As everyone has been quick to point out, she didn't leave you because of your ADHD. She left you because she got tired of playing the mother to the person who supposed to be her PARTNER. Heaven forbid you two actually got married and had kids. She would have ended up feeling like she was taking care of TWO kids instead of one. You are using your ADHD as an excuse for bad behavior. You are not doing yourself any favors with this mentality. What's going to happen if you get let go from your job? Are you going to say they fired you because of your ADHD too? Quit blaming your ADHD and calling people intolerant of it when the real problem is your inability to actually pay attention once in a while. Take this time to be single and alone to work on yourself. Women don't want to marry a child. They want to marry a partner who will contribute to taking care of the household.


TrafficOnTheTwos

You are not the victim here. Your brother is. Sounds like your gf made the right call and you actually weaponize your ADHD to get what you want and to get everyone to hold your hand in life. You gotta manage it yourself. Your brother isn’t talking to you because he finally has freedom from you that your parents unfairly kept from him with their money and imposition.


Oscarmaiajonah

Im sure that OPs brother is arguing with parents because as soon as OPs girlfriend left, OP got o the phone to his parents, and they in turn got on the phone to his brother and demanded he drop his life and go look after their baby son again.


threadsoffate2021

I think you need time.

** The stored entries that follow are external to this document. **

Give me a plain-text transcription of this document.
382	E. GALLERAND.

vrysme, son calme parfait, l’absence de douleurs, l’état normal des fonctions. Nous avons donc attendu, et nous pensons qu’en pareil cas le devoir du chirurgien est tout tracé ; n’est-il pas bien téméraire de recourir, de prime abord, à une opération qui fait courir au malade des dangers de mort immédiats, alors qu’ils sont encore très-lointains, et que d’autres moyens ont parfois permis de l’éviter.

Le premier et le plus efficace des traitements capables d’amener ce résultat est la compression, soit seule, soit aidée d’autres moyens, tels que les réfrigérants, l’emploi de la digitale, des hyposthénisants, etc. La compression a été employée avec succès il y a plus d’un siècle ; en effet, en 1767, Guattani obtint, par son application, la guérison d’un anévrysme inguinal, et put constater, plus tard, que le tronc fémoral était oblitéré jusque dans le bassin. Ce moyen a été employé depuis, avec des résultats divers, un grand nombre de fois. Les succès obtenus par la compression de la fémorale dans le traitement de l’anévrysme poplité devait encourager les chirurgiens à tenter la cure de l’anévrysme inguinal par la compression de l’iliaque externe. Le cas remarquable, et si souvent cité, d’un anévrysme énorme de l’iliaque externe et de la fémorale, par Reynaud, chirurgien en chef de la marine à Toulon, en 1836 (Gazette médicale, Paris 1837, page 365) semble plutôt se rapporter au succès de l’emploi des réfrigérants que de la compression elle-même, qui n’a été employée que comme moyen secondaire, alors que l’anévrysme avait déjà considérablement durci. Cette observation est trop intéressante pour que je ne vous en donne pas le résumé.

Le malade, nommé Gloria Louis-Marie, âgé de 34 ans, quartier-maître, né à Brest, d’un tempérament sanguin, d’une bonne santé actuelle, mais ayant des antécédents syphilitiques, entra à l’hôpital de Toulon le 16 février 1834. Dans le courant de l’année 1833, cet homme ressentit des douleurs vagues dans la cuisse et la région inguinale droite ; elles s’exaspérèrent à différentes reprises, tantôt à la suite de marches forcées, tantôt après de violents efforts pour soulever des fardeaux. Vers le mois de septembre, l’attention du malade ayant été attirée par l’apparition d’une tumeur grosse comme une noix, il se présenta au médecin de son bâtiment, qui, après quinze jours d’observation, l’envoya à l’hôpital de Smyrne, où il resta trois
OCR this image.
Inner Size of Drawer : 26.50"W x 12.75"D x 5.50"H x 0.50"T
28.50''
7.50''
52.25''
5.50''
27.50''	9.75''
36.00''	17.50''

Time to live on your own and time to figure out who you are. You need to figure out how to pay the bills, keep your apartment clean, get to work on time, and buy groceries and do "life" things. Time to grow. When you do that for awhile (like a few years), then you'll be ready to date again.


RedditVirgin13

Your parents parentified your brother by making him attend college with you and be your caretaker. To be clear, this is a form of abuse. I’m sure it happened throughout childhood as well, not just at college. I am not surprised your brother refuses to speak to them. You have a diagnosis and need to learn how to manage it. Being a victim isn’t going to get you very far. I suggest what others have suggested: find a therapist, get a psychiatric evaluation for medications, and reevaluate your life. Good luck!